Being annoying used to be a scattershot business, advertisers just guessing at what would irritate the viewer, but now that computers make it easy for them to harass web site users into describing their demographic niches exactly (“no, we can’t POSSIBLY set up an account recording what birds you saw in the yard unless we know whether you’re male or female, your age to within five years, and whether you’ve ever been bludgeoned by a caribou with a postgraduate degree”) they can get much more exactingly infuriating. For me, this involves making me sit through yoghurt ads when I’m just trying to watch The Price Is Right online.
Watching a TV show you want online is its own kind of wondrous magic. Just think of a show you meant to watch and then figure out if it’s shown on Netflix, or Hulu, or that other site (there’s another site, right? I keep thinking there’s another site), or if it’s on the web site of the channel that made it, or if it’s on the web site for the channel that didn’t make it and had nothing to do with it but acquired the rights in a merger twenty years ago and stop asking them about it, and then go to the Shows section of that site, and then to the Watch Episodes page, and then find that the page is maybe two links to actual episodes for every eighty links to thirty-second clips from the episode, and curse whoever made that Javascript thing for modern web page design where nothing is a link, and none of the text appears for the first two minutes because they’re using some Extra Slim Sans Everything typeface that’s medium grey on a light grey background, and everything is on sliding rectangular sheets that scroll infinitely down, up, right, and left, and sometimes just wobble forward and back; and scrolling the page one way causes the stuff on the page to move the other so you can never see the stuff that’s cut off because it’s too far to the right or the left for your screen, and clicking on anything causes bubbles filled with boxes to pop up anywhere on the page except where you clicked. To find the episode you mean to see you have to hire a sturdy navigator, trusty boatsman, a load of trade goods and some oxen to lead you to the episode you wanted to see.
But finally you get to your episode, losing only several members of your party to dysentery, sea monsters, and a utopian colony founded in the Carribes, and you can watch your show just after you watch the most annoying commercial that has ever been made.

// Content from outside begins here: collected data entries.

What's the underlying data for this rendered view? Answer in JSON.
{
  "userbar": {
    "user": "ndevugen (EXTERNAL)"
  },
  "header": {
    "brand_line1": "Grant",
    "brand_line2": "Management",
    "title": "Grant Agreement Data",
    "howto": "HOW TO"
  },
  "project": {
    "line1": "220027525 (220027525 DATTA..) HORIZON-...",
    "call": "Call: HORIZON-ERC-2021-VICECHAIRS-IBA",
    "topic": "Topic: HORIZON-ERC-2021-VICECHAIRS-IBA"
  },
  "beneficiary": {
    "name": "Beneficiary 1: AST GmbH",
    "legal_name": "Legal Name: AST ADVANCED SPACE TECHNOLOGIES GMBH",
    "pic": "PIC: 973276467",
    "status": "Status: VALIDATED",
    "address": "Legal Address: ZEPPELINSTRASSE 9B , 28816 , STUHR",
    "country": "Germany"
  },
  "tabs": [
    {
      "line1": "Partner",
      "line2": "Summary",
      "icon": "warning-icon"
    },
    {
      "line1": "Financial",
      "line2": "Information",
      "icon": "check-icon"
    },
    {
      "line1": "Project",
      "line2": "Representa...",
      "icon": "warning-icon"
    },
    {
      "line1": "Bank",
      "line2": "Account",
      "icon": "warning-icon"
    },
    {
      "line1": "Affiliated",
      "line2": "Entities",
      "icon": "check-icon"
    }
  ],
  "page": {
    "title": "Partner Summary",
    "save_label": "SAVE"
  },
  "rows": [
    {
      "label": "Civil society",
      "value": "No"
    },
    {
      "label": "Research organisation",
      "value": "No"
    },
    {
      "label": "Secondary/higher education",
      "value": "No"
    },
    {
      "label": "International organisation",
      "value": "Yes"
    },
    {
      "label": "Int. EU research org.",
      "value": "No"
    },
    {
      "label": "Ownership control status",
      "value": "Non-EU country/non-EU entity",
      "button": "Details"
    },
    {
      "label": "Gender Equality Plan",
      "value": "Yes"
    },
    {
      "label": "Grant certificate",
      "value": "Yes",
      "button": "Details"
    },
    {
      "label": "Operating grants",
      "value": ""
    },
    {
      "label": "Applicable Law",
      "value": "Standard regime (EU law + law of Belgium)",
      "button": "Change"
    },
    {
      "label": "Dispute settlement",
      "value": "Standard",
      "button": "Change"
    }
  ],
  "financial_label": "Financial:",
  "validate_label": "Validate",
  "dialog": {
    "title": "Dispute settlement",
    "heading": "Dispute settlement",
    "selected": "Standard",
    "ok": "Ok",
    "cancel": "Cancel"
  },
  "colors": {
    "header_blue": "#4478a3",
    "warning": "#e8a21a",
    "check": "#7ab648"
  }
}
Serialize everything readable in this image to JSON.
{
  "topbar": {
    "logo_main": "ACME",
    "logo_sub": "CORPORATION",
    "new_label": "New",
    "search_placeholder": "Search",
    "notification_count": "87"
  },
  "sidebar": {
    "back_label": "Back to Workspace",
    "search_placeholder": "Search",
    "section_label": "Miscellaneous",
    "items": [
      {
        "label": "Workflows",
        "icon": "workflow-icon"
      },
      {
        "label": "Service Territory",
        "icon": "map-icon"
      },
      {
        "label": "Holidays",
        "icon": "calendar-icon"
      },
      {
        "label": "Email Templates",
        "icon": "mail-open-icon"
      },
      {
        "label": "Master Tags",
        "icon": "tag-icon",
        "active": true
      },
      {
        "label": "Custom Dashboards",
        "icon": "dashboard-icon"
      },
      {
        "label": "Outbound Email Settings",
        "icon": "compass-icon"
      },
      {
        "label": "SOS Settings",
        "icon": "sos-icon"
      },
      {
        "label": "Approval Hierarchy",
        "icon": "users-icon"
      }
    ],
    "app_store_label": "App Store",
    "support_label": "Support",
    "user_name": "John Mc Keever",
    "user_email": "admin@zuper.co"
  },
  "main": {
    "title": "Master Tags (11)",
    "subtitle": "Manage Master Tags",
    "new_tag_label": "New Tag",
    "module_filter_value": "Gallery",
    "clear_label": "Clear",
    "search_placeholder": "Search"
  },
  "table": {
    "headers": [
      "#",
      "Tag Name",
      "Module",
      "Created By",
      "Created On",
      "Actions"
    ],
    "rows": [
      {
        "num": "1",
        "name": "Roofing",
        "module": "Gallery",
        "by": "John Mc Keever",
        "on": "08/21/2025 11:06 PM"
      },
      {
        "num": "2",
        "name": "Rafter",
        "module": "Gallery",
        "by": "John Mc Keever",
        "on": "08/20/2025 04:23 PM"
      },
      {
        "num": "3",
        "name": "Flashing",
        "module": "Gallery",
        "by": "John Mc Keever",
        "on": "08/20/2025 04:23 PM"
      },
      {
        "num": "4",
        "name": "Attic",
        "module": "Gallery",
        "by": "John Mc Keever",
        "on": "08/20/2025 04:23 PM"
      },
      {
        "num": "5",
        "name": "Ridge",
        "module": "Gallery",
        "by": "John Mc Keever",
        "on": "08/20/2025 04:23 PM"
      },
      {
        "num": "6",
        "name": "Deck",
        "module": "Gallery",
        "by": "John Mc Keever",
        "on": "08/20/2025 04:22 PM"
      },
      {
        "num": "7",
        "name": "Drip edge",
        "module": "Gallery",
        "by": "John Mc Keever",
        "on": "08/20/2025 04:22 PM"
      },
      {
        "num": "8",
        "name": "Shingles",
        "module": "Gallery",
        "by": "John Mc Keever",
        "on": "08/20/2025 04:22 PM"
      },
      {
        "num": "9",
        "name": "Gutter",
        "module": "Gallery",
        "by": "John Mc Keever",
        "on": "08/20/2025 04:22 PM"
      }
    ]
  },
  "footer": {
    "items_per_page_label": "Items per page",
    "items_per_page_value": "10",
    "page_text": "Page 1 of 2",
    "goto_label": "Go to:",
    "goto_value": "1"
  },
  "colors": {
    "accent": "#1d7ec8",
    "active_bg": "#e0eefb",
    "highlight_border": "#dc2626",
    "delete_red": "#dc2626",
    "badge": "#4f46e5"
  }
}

And then watch it again because even though folks have been watching TV shows on web sites for like a decade now, the advertisers figure every web broadcast has only a single advertiser ever, and if you have any questions about that we’re going to give you the same commercial five times in every commercial break, not counting the interactive Flash ad that promises to customize your viewing experience by crashing, freezing up the whole video so you have to start over at the start.
I don’t know why the advertisers figure yoghurt ads are the way to irritate me. I had no strong feelings about yoghurt one way or another. I generally approve of the existence of yoghurt, as something that casually trolls people who spell it the other way and as something to eat in those contexts where society would frown on your eating pudding. But there it is; if I just want to see this contestant, that the connoisseurs of this stuff say is the most cracklingly incompetent The Price Is Right contestant ever to play Bonkers, I have to have yoghurt pitched at me fifteen times. It’s better than a caribou, but it’s a lot more common.